The teachers’ union is currently negotiating its salary and benefits with the district for the upcoming school year.

“We look at the rate of inflation and ask ourselves, ‘How much pay cut are we going to take next year? And how long are we going to stay here? Meyer told school board directors at an April 27 board meeting.

Find and keep teachers of color

The package tax is also intended to help BUSD recruit and retain teachers of color, an issue that has come before the school board multiple times over the past five years.

Compared to the student body, teachers in the district skewed white. In 2018-2019, the most recent year for which this data is available, BUSD teachers were 66% white, 7% Asian, 7% black and 12% Latino. That year, the district’s student body was 39% white, 7% Asian, 14% black, and 24% Latino.

Fewer black and Latino teachers are entering the profession nationwide, and lately more have left. But while turnover was high last year at BUSD, black and Latino teachers are leaving at similar rates to white teachers.

Of all teachers hired in the past seven years, 58% are still employed by the district, according to a report by the assistant superintendent of human resources. This is true for 56% of hired black teachers, 57% of white teachers, and 58% of Latino teachers. Of the Asian teachers hired in the past seven years, 66% are still employed in the district.

This year, BUSD is taking steps to improve its hiring practices. Historically, BUSD has been “late to release, slow to interview and even slower to hire,” said Spencer Pritchard, head of Berkeley High’s African American studies department and leader of the union’s Teachers of Color network. This is a complaint that has been repeatedly brought to the school board over the past five years.

But this year, in an effort to tap into a larger pool of applicants, especially teachers of color, BUSD has moved its hiring process forward several weeks before spring break. Much of the effort is led by Cat Cabral, who manages the district’s recruiting and retention work.

The district is also working with the Alameda County Office of Education to bring student teachers into the classroom through the county’s teacher training program — the hope is that new teachers will commit to working in the district after earning their masters and teaching students in the district. And BUSD held a job fair in March, attended by 40 potential candidates, and plans to hold another one specifically for special education teachers.

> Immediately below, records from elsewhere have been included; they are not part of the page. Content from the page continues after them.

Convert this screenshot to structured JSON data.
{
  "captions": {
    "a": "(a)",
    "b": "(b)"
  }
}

A problem that goes beyond the BUSD

It will take time to judge the impact of these measures on solving a problem that many consider to be more important than the BUSD.

Meyer pointed to California’s funding formula, which ranks lowest of any state in the country when it comes to school funding.

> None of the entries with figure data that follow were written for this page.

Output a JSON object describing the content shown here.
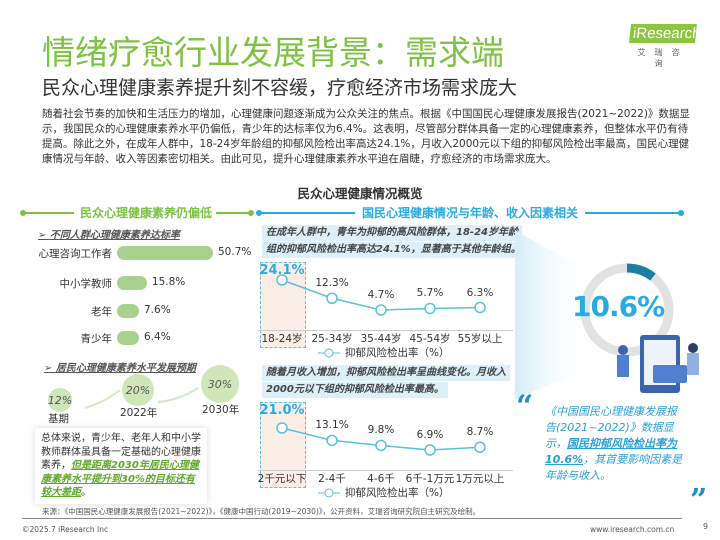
{
  "header": {
    "title": "情绪疗愈行业发展背景：需求端",
    "subtitle": "民众心理健康素养提升刻不容缓，疗愈经济市场需求庞大",
    "logo_text": "iResearch",
    "logo_cn": "艾瑞咨询"
  },
  "intro": "随着社会节奏的加快和生活压力的增加，心理健康问题逐渐成为公众关注的焦点。根据《中国国民心理健康发展报告(2021~2022)》数据显示，我国民众的心理健康素养水平仍偏低，青少年的达标率仅为6.4%。这表明，尽管部分群体具备一定的心理健康素养，但整体水平仍有待提高。除此之外，在成年人群中，18-24岁年龄组的抑郁风险检出率高达24.1%，月收入2000元以下组的抑郁风险检出率最高，国民心理健康情况与年龄、收入等因素密切相关。由此可见，提升心理健康素养水平迫在眉睫，疗愈经济的市场需求庞大。",
  "overview_title": "民众心理健康情况概览",
  "left": {
    "header": "民众心理健康素养仍偏低",
    "bars_title": "不同人群心理健康素养达标率",
    "bars": [
      {
        "label": "心理咨询工作者",
        "value": 50.7,
        "text": "50.7%"
      },
      {
        "label": "中小学教师",
        "value": 15.8,
        "text": "15.8%"
      },
      {
        "label": "老年",
        "value": 7.6,
        "text": "7.6%"
      },
      {
        "label": "青少年",
        "value": 6.4,
        "text": "6.4%"
      }
    ],
    "forecast_title": "居民心理健康素养水平发展预期",
    "forecast": [
      {
        "value": "12%",
        "label": "基期"
      },
      {
        "value": "20%",
        "label": "2022年"
      },
      {
        "value": "30%",
        "label": "2030年"
      }
    ],
    "summary_plain": "总体来说，青少年、老年人和中小学教师群体虽具备一定基础的心理健康素养，",
    "summary_highlight": "但是距离2030年居民心理健康素养水平提升到30%的目标还有较大差距",
    "summary_end": "。"
  },
  "middle": {
    "header": "国民心理健康情况与年龄、收入因素相关",
    "chart_data": [
      {
        "type": "line",
        "callout": [
          "在成年人群中，青年为抑郁的高风险群体，18-24岁年龄",
          "组的抑郁风险检出率高达24.1%，显著高于其他年龄组。"
        ],
        "categories": [
          "18-24岁",
          "25-34岁",
          "35-44岁",
          "45-54岁",
          "55岁以上"
        ],
        "series": [
          {
            "name": "抑郁风险检出率（%）",
            "values": [
              24.1,
              12.3,
              4.7,
              5.7,
              6.3
            ]
          }
        ],
        "labels": [
          "24.1%",
          "12.3%",
          "4.7%",
          "5.7%",
          "6.3%"
        ],
        "highlight": "18-24岁",
        "color": "#5bc0de"
      },
      {
        "type": "line",
        "callout": [
          "随着月收入增加，抑郁风险检出率呈曲线变化。月收入",
          "2000元以下组的抑郁风险检出率最高。"
        ],
        "categories": [
          "2千元以下",
          "2-4千",
          "4-6千",
          "6千-1万元",
          "1万元以上"
        ],
        "series": [
          {
            "name": "抑郁风险检出率（%）",
            "values": [
              21.0,
              13.1,
              9.8,
              6.9,
              8.7
            ]
          }
        ],
        "labels": [
          "21.0%",
          "13.1%",
          "9.8%",
          "6.9%",
          "8.7%"
        ],
        "highlight": "2千元以下",
        "color": "#5bc0de"
      }
    ]
  },
  "right": {
    "donut_value": "10.6%",
    "donut_fraction": 0.106,
    "quote_plain1": "《中国国民心理健康发展报告(2021~2022)》数据显示，",
    "quote_bold": "国民抑郁风险检出率为10.6%",
    "quote_plain2": "，其首要影响因素是年龄与收入。",
    "open_quote": "“",
    "close_quote": "”"
  },
  "footer": {
    "source": "来源：《中国国民心理健康发展报告(2021~2022)》，《健康中国行动(2019~2030)》，公开资料，艾瑞咨询研究院自主研究及绘制。",
    "copyright": "©2025.7 iResearch Inc",
    "site": "www.iresearch.com.cn",
    "page": "9"
  },
  "colors": {
    "green": "#7dc242",
    "blue": "#29abe2",
    "bar": "#a9d18e"
  }
}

Pritchard said there is “a deeper issue about teachers of color entering education” and teachers remaining in the profession generally. “But at Berkeley High,” he said, “I think our leadership demonstrates that anti-racism is a priority, and that helps.”

Lake hopes to return to BUSD one day, but she said her ability to do so will depend as much on the affordability of the region as a whole as it does on teacher salaries. For now, however, she said it remains difficult to work in a public service profession “and still have a future in this community”.